Shoulders’ goal, with this support from the Mathers Foundation, is to elucidate underlying causes of osteoarthritis. There is currently no cure for osteoarthritis, which is perhaps the most common aging-related disease and is characterized by a progressive deterioration of joint cartilage culminating in inflammation, debilitating pain, and joint dysfunction. The Shoulders Group aims to test a new model for osteoarthritis — specifically, the concept that a collapse of proteostasis in aging cartilage cells creates an unrecoverable cartilage repair defect, thus initiating a self-amplifying, destructive feedback loop leading to pathology. Proteostasis collapse in aging cells is a well-known, disease-causing phenomenon that has previously been considered primarily in the context of neurodegenerative disorders. If correct, the proteostasis collapse model for osteoarthritis could one day lead to a novel class of therapeutic options for the disease.
“We are delighted to receive this generous support from the Mathers Foundation, which makes it possible for us to pursue an outside-the-box, high-risk/high-impact idea regarding the origins of osteoarthritis,” said Shoulders. “The research we are now able to pursue will not only provide fundamental, molecular-level insights into joint function, but also could change how we think about this widespread disease.”

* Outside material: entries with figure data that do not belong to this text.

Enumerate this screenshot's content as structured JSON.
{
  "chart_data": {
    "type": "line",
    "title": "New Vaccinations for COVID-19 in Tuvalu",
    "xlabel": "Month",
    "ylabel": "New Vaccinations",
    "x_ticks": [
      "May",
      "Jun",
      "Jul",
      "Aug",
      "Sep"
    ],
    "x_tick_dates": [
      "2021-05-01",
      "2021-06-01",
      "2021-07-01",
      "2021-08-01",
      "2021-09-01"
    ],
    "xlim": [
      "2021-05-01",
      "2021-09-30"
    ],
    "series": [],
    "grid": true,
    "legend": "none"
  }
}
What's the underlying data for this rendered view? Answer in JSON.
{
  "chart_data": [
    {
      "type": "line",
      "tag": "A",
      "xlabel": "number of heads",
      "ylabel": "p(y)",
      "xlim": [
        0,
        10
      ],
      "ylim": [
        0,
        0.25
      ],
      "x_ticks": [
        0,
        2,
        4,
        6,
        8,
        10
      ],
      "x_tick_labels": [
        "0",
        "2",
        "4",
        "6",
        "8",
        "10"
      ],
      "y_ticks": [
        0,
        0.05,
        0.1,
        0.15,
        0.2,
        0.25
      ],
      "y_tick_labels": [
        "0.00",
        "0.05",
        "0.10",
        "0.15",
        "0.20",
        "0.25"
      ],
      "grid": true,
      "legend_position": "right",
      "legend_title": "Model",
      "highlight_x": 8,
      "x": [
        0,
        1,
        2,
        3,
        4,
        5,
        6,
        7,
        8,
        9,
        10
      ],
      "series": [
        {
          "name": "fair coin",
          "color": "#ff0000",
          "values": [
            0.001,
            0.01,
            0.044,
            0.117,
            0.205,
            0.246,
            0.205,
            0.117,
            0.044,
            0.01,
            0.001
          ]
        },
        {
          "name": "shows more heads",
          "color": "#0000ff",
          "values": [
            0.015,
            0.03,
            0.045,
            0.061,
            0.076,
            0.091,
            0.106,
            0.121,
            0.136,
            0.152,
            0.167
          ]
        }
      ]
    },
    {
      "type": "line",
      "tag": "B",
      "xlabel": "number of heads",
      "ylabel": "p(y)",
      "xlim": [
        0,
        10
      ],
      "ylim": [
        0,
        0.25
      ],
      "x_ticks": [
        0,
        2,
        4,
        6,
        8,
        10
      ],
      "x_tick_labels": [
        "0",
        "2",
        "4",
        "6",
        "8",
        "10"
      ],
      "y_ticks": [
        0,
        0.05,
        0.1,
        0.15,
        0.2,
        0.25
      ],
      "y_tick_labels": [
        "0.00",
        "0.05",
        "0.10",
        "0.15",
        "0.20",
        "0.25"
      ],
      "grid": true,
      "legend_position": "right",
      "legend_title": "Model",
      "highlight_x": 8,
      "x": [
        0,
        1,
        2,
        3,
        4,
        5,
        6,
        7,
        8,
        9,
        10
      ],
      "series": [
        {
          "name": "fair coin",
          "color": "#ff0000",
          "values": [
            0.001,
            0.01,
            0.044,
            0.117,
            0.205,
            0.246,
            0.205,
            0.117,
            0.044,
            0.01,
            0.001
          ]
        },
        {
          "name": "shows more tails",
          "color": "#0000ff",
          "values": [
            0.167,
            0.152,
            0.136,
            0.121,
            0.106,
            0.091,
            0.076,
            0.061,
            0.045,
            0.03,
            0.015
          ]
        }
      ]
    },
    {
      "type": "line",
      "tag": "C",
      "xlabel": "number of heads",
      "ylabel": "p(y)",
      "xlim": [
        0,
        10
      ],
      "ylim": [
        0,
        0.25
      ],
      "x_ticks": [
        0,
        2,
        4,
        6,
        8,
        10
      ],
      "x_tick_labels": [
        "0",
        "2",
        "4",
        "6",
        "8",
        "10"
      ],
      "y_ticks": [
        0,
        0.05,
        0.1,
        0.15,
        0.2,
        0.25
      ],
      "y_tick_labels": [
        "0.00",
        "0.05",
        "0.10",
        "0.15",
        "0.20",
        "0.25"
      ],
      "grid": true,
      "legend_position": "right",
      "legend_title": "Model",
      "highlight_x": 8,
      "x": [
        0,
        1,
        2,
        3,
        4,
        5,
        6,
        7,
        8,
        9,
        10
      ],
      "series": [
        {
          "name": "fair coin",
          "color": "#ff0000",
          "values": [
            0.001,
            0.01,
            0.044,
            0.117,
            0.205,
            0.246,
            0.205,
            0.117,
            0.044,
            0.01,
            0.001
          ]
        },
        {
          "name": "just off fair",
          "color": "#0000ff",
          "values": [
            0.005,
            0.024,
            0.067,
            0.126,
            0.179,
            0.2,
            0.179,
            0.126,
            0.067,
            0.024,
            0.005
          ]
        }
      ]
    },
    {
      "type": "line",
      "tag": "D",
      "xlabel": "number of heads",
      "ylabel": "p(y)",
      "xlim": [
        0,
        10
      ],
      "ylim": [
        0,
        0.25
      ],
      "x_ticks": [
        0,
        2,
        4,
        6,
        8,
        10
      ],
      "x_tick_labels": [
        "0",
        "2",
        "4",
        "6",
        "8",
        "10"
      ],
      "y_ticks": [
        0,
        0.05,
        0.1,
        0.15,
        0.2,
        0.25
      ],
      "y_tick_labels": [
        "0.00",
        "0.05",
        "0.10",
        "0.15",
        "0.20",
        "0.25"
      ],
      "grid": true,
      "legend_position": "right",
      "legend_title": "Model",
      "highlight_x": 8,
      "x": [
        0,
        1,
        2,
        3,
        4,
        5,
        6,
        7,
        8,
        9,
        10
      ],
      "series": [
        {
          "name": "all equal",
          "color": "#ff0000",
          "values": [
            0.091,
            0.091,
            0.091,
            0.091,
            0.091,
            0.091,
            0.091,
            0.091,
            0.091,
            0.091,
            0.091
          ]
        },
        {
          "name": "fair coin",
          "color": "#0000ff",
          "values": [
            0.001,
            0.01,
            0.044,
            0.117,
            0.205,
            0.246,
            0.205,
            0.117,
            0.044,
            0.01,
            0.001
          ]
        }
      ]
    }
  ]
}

Many genetic diseases are caused by the change of just a single base of DNA. Zhang is a leader in the field of genome editing, and he and his team have developed an array of tools based on the microbial immune CRISPR-Cas systems that can manipulate DNA and RNA in human cells. Together, these tools are changing the way molecular biology research is conducted, and they hold immense potential as therapeutic agents to correct thousands of genetic diseases. Now, with the support of the Mathers Foundation, Zhang is working to realize this potential by developing a CRISPR-based therapeutic that works at the level of RNA and offers a safe, effective route to treating a range of diseases, including diseases of the brain and central nervous system, which are difficult to treat with existing gene therapies.

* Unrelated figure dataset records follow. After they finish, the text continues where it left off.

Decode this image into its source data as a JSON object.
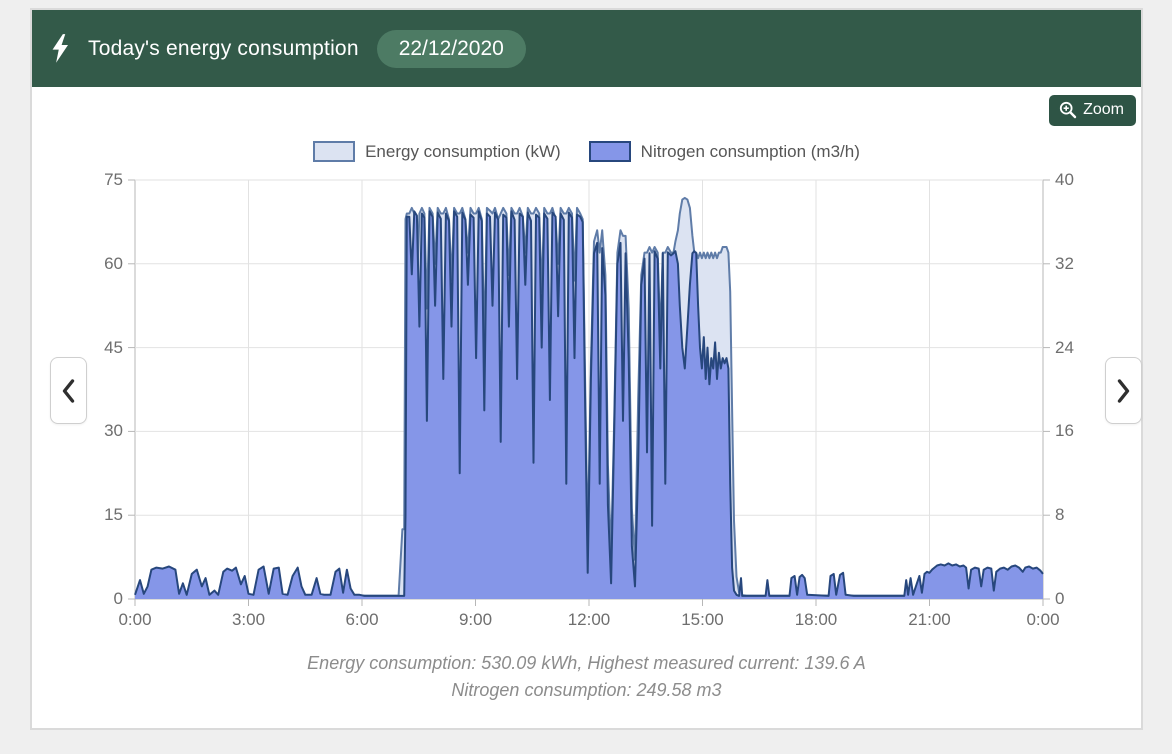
{
  "header": {
    "title": "Today's energy consumption",
    "date_badge": "22/12/2020"
  },
  "toolbar": {
    "zoom_label": "Zoom"
  },
  "icons": {
    "header": "lightning-bolt-icon",
    "zoom_button": "magnifier-plus-icon",
    "prev": "chevron-left-icon",
    "next": "chevron-right-icon"
  },
  "colors": {
    "header_bg": "#335A49",
    "badge_bg": "#4D7B64",
    "zoom_button_bg": "#2E5445",
    "page_bg": "#efefef",
    "grid": "#e2e2e2",
    "axis": "#b7b7b7",
    "tick_text": "#6E6E6E"
  },
  "caption": {
    "line1": "Energy consumption: 530.09 kWh, Highest measured current: 139.6 A",
    "line2": "Nitrogen consumption: 249.58 m3"
  },
  "chart_data": {
    "type": "area",
    "title": "Today's energy consumption",
    "legend_position": "top",
    "grid": true,
    "axes": {
      "x": {
        "hours": [
          0,
          3,
          6,
          9,
          12,
          15,
          18,
          21,
          24
        ],
        "tick_labels": [
          "0:00",
          "3:00",
          "6:00",
          "9:00",
          "12:00",
          "15:00",
          "18:00",
          "21:00",
          "0:00"
        ]
      },
      "left": {
        "min": 0,
        "max": 75,
        "ticks": [
          0,
          15,
          30,
          45,
          60,
          75
        ]
      },
      "right": {
        "min": 0,
        "max": 40,
        "ticks": [
          0,
          8,
          16,
          24,
          32,
          40
        ]
      }
    },
    "series": [
      {
        "name": "Energy consumption (kW)",
        "axis": "left",
        "unit": "kW",
        "fill": "#DCE3F2",
        "stroke": "#5F7CA8",
        "stroke_width": 2
      },
      {
        "name": "Nitrogen consumption (m3/h)",
        "axis": "right",
        "unit": "m3/h",
        "fill": "#8596E8",
        "stroke": "#27477D",
        "stroke_width": 2
      }
    ],
    "sample_format": [
      "minutes_from_midnight",
      "energy_kW",
      "nitrogen_m3h"
    ],
    "samples": [
      [
        0,
        0.6,
        0.4
      ],
      [
        8,
        0.6,
        1.8
      ],
      [
        14,
        0.6,
        0.5
      ],
      [
        20,
        0.6,
        1.2
      ],
      [
        26,
        0.6,
        2.8
      ],
      [
        34,
        0.6,
        3.0
      ],
      [
        44,
        0.6,
        2.9
      ],
      [
        54,
        0.6,
        3.1
      ],
      [
        64,
        0.6,
        2.8
      ],
      [
        70,
        0.6,
        0.5
      ],
      [
        76,
        0.6,
        1.5
      ],
      [
        82,
        0.6,
        0.4
      ],
      [
        90,
        0.6,
        2.4
      ],
      [
        98,
        0.6,
        2.8
      ],
      [
        106,
        0.6,
        1.2
      ],
      [
        112,
        0.6,
        2.0
      ],
      [
        118,
        0.6,
        0.4
      ],
      [
        126,
        0.6,
        0.8
      ],
      [
        132,
        0.6,
        0.4
      ],
      [
        140,
        0.6,
        2.6
      ],
      [
        146,
        0.6,
        2.9
      ],
      [
        154,
        0.6,
        2.7
      ],
      [
        160,
        0.6,
        3.0
      ],
      [
        168,
        0.6,
        1.4
      ],
      [
        174,
        0.6,
        2.2
      ],
      [
        180,
        0.6,
        0.5
      ],
      [
        188,
        0.6,
        0.4
      ],
      [
        196,
        0.6,
        2.8
      ],
      [
        204,
        0.6,
        3.1
      ],
      [
        212,
        0.6,
        0.5
      ],
      [
        220,
        0.6,
        2.9
      ],
      [
        228,
        0.6,
        3.0
      ],
      [
        234,
        0.6,
        0.5
      ],
      [
        242,
        0.6,
        0.4
      ],
      [
        250,
        0.6,
        2.2
      ],
      [
        258,
        0.6,
        3.0
      ],
      [
        264,
        0.6,
        1.2
      ],
      [
        270,
        0.6,
        0.4
      ],
      [
        280,
        0.6,
        0.4
      ],
      [
        288,
        0.6,
        2.0
      ],
      [
        294,
        0.6,
        0.5
      ],
      [
        300,
        0.6,
        0.4
      ],
      [
        310,
        0.6,
        0.4
      ],
      [
        318,
        0.6,
        2.6
      ],
      [
        324,
        0.6,
        2.9
      ],
      [
        330,
        0.6,
        0.6
      ],
      [
        336,
        0.6,
        2.8
      ],
      [
        342,
        0.6,
        1.0
      ],
      [
        348,
        0.6,
        0.4
      ],
      [
        356,
        0.6,
        0.4
      ],
      [
        364,
        0.6,
        0.3
      ],
      [
        372,
        0.6,
        0.3
      ],
      [
        380,
        0.6,
        0.3
      ],
      [
        390,
        0.6,
        0.3
      ],
      [
        400,
        0.6,
        0.3
      ],
      [
        410,
        0.6,
        0.3
      ],
      [
        418,
        0.6,
        0.3
      ],
      [
        424,
        12.5,
        0.3
      ],
      [
        427,
        12.5,
        0.3
      ],
      [
        429,
        68,
        8
      ],
      [
        431,
        69,
        36.5
      ],
      [
        435,
        69,
        36.5
      ],
      [
        439,
        70,
        31
      ],
      [
        443,
        69,
        37
      ],
      [
        447,
        55,
        36.6
      ],
      [
        451,
        69,
        26
      ],
      [
        455,
        70,
        36.8
      ],
      [
        459,
        69,
        36.4
      ],
      [
        463,
        52,
        17
      ],
      [
        467,
        70,
        37
      ],
      [
        472,
        69,
        36.5
      ],
      [
        476,
        60,
        28
      ],
      [
        480,
        70,
        36.9
      ],
      [
        485,
        69,
        36.3
      ],
      [
        489,
        69,
        21
      ],
      [
        493,
        70,
        36.8
      ],
      [
        498,
        68,
        36.1
      ],
      [
        502,
        57,
        26
      ],
      [
        506,
        70,
        37
      ],
      [
        511,
        69,
        36.5
      ],
      [
        515,
        69,
        12
      ],
      [
        519,
        70,
        36.9
      ],
      [
        524,
        68,
        36.2
      ],
      [
        528,
        62,
        30
      ],
      [
        532,
        70,
        36.7
      ],
      [
        537,
        69,
        36.4
      ],
      [
        541,
        69,
        23
      ],
      [
        545,
        70,
        37
      ],
      [
        550,
        68,
        36.1
      ],
      [
        554,
        46,
        18
      ],
      [
        558,
        70,
        36.8
      ],
      [
        563,
        69.5,
        36.5
      ],
      [
        567,
        69,
        28
      ],
      [
        571,
        70,
        36.9
      ],
      [
        576,
        68,
        36.2
      ],
      [
        580,
        69,
        15
      ],
      [
        584,
        70,
        36.7
      ],
      [
        589,
        69,
        36.4
      ],
      [
        593,
        58,
        26
      ],
      [
        597,
        70,
        37
      ],
      [
        602,
        69,
        36.2
      ],
      [
        606,
        69,
        21
      ],
      [
        610,
        70,
        36.8
      ],
      [
        615,
        68.5,
        36.5
      ],
      [
        619,
        62,
        30
      ],
      [
        623,
        70,
        36.9
      ],
      [
        628,
        69,
        36.1
      ],
      [
        632,
        69,
        13
      ],
      [
        636,
        70,
        36.7
      ],
      [
        641,
        69,
        36.4
      ],
      [
        645,
        55,
        24
      ],
      [
        649,
        70,
        36.8
      ],
      [
        654,
        69,
        36.3
      ],
      [
        658,
        69,
        19
      ],
      [
        662,
        70,
        36.9
      ],
      [
        667,
        68,
        36.5
      ],
      [
        671,
        60,
        27
      ],
      [
        675,
        70,
        36.8
      ],
      [
        680,
        69,
        36.2
      ],
      [
        684,
        69,
        11
      ],
      [
        688,
        70,
        36.9
      ],
      [
        693,
        69,
        36.4
      ],
      [
        697,
        57,
        23
      ],
      [
        701,
        70,
        36.7
      ],
      [
        706,
        69,
        36.5
      ],
      [
        710,
        68,
        36
      ],
      [
        714,
        38,
        18
      ],
      [
        718,
        10,
        2.5
      ],
      [
        723,
        42,
        21
      ],
      [
        728,
        64,
        33
      ],
      [
        733,
        66,
        34
      ],
      [
        737,
        62,
        11
      ],
      [
        741,
        66,
        33.5
      ],
      [
        746,
        58,
        29
      ],
      [
        750,
        24,
        9
      ],
      [
        755,
        8,
        1.5
      ],
      [
        760,
        32,
        16
      ],
      [
        765,
        62,
        32
      ],
      [
        770,
        66,
        34
      ],
      [
        774,
        65,
        17
      ],
      [
        778,
        65,
        33
      ],
      [
        783,
        52,
        23
      ],
      [
        788,
        16,
        5
      ],
      [
        793,
        7,
        1.2
      ],
      [
        798,
        36,
        13
      ],
      [
        803,
        58,
        30
      ],
      [
        808,
        62,
        32.5
      ],
      [
        812,
        62,
        14
      ],
      [
        816,
        63,
        33
      ],
      [
        820,
        62,
        7
      ],
      [
        824,
        63,
        33.2
      ],
      [
        829,
        62,
        32.5
      ],
      [
        833,
        47,
        22
      ],
      [
        837,
        62,
        33
      ],
      [
        841,
        62,
        11
      ],
      [
        845,
        63,
        33.1
      ],
      [
        850,
        62,
        32.8
      ],
      [
        854,
        62,
        33
      ],
      [
        857,
        64,
        33.2
      ],
      [
        861,
        66,
        32
      ],
      [
        864,
        69,
        28
      ],
      [
        868,
        71.5,
        24
      ],
      [
        872,
        71.8,
        22
      ],
      [
        876,
        71.5,
        26
      ],
      [
        880,
        70,
        30
      ],
      [
        884,
        65,
        33
      ],
      [
        887,
        62,
        33.2
      ],
      [
        890,
        62,
        33
      ],
      [
        893,
        61,
        28
      ],
      [
        896,
        62,
        24
      ],
      [
        899,
        61,
        22
      ],
      [
        902,
        62,
        25
      ],
      [
        905,
        61,
        21
      ],
      [
        908,
        62,
        24
      ],
      [
        911,
        61,
        20.5
      ],
      [
        914,
        62,
        23
      ],
      [
        917,
        61,
        22
      ],
      [
        920,
        62,
        24.5
      ],
      [
        923,
        61,
        21
      ],
      [
        926,
        62,
        23.5
      ],
      [
        929,
        62,
        22
      ],
      [
        932,
        63,
        23
      ],
      [
        935,
        63,
        22.5
      ],
      [
        938,
        63,
        23
      ],
      [
        941,
        62,
        22
      ],
      [
        944,
        55,
        11
      ],
      [
        947,
        34,
        3
      ],
      [
        950,
        14,
        0.8
      ],
      [
        954,
        4,
        0.4
      ],
      [
        958,
        1.2,
        0.3
      ],
      [
        961,
        0.8,
        2.0
      ],
      [
        963,
        0.7,
        0.3
      ],
      [
        970,
        0.6,
        0.3
      ],
      [
        980,
        0.6,
        0.3
      ],
      [
        990,
        0.6,
        0.3
      ],
      [
        1000,
        0.6,
        0.3
      ],
      [
        1003,
        0.6,
        1.8
      ],
      [
        1006,
        0.6,
        0.3
      ],
      [
        1038,
        0.6,
        0.3
      ],
      [
        1041,
        0.6,
        2.0
      ],
      [
        1046,
        0.6,
        2.2
      ],
      [
        1050,
        0.6,
        0.4
      ],
      [
        1054,
        0.6,
        2.1
      ],
      [
        1058,
        0.6,
        2.3
      ],
      [
        1062,
        0.6,
        2.0
      ],
      [
        1066,
        0.6,
        0.4
      ],
      [
        1100,
        0.6,
        0.3
      ],
      [
        1103,
        0.6,
        2.2
      ],
      [
        1108,
        0.6,
        2.4
      ],
      [
        1112,
        0.6,
        0.4
      ],
      [
        1118,
        0.6,
        2.3
      ],
      [
        1123,
        0.6,
        2.5
      ],
      [
        1127,
        0.6,
        0.4
      ],
      [
        1140,
        0.6,
        0.3
      ],
      [
        1160,
        0.6,
        0.3
      ],
      [
        1180,
        0.6,
        0.3
      ],
      [
        1200,
        0.6,
        0.3
      ],
      [
        1220,
        0.6,
        0.3
      ],
      [
        1223,
        0.6,
        1.8
      ],
      [
        1226,
        0.6,
        0.4
      ],
      [
        1230,
        0.6,
        2.0
      ],
      [
        1234,
        0.6,
        0.4
      ],
      [
        1240,
        0.6,
        1.5
      ],
      [
        1244,
        0.6,
        2.2
      ],
      [
        1248,
        0.6,
        0.6
      ],
      [
        1252,
        0.6,
        2.4
      ],
      [
        1256,
        0.6,
        2.6
      ],
      [
        1260,
        0.6,
        2.5
      ],
      [
        1264,
        0.6,
        2.8
      ],
      [
        1268,
        0.6,
        3.0
      ],
      [
        1272,
        0.6,
        3.2
      ],
      [
        1278,
        0.6,
        3.3
      ],
      [
        1284,
        0.6,
        3.2
      ],
      [
        1290,
        0.6,
        3.4
      ],
      [
        1296,
        0.6,
        3.2
      ],
      [
        1302,
        0.6,
        3.3
      ],
      [
        1308,
        0.6,
        3.1
      ],
      [
        1314,
        0.6,
        3.2
      ],
      [
        1318,
        0.6,
        3.0
      ],
      [
        1322,
        0.6,
        1.0
      ],
      [
        1326,
        0.6,
        2.8
      ],
      [
        1332,
        0.6,
        3.0
      ],
      [
        1338,
        0.6,
        2.9
      ],
      [
        1342,
        0.6,
        1.2
      ],
      [
        1346,
        0.6,
        2.8
      ],
      [
        1352,
        0.6,
        3.0
      ],
      [
        1358,
        0.6,
        2.9
      ],
      [
        1362,
        0.6,
        0.8
      ],
      [
        1366,
        0.6,
        2.6
      ],
      [
        1372,
        0.6,
        2.9
      ],
      [
        1378,
        0.6,
        3.0
      ],
      [
        1384,
        0.6,
        2.8
      ],
      [
        1390,
        0.6,
        3.1
      ],
      [
        1396,
        0.6,
        3.2
      ],
      [
        1402,
        0.6,
        3.0
      ],
      [
        1408,
        0.6,
        2.6
      ],
      [
        1412,
        0.6,
        3.0
      ],
      [
        1418,
        0.6,
        3.1
      ],
      [
        1424,
        0.6,
        2.9
      ],
      [
        1430,
        0.6,
        3.0
      ],
      [
        1436,
        0.6,
        2.7
      ],
      [
        1440,
        0.6,
        2.4
      ]
    ]
  }
}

“The generous support from the Mathers Foundation allows us the freedom to explore this exciting new direction for CRISPR-based technologies,” Zhang stated.

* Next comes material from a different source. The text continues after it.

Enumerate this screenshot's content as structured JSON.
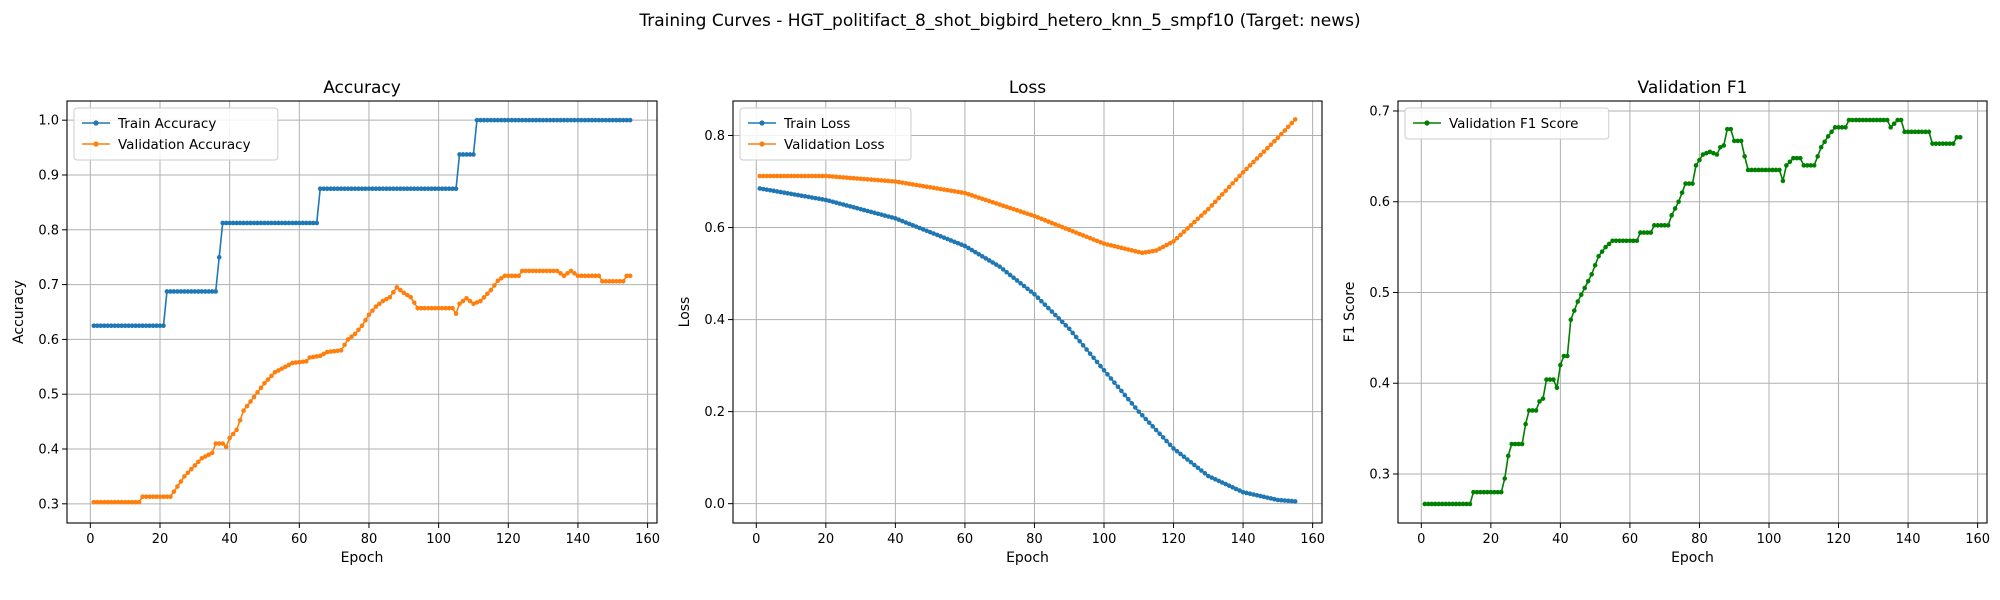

Known for their generosity and philanthropy, G. Harold and Leila Y. Mathers created their foundation with the goal of distributing their wealth among sustainable, charitable causes, with a particular interest in basic scientific research. The Mathers Foundation, whose ongoing mission is to advance knowledge in the life sciences by sponsoring scientific research and applying learnings and discoveries to benefit mankind, has issued grants since 1982.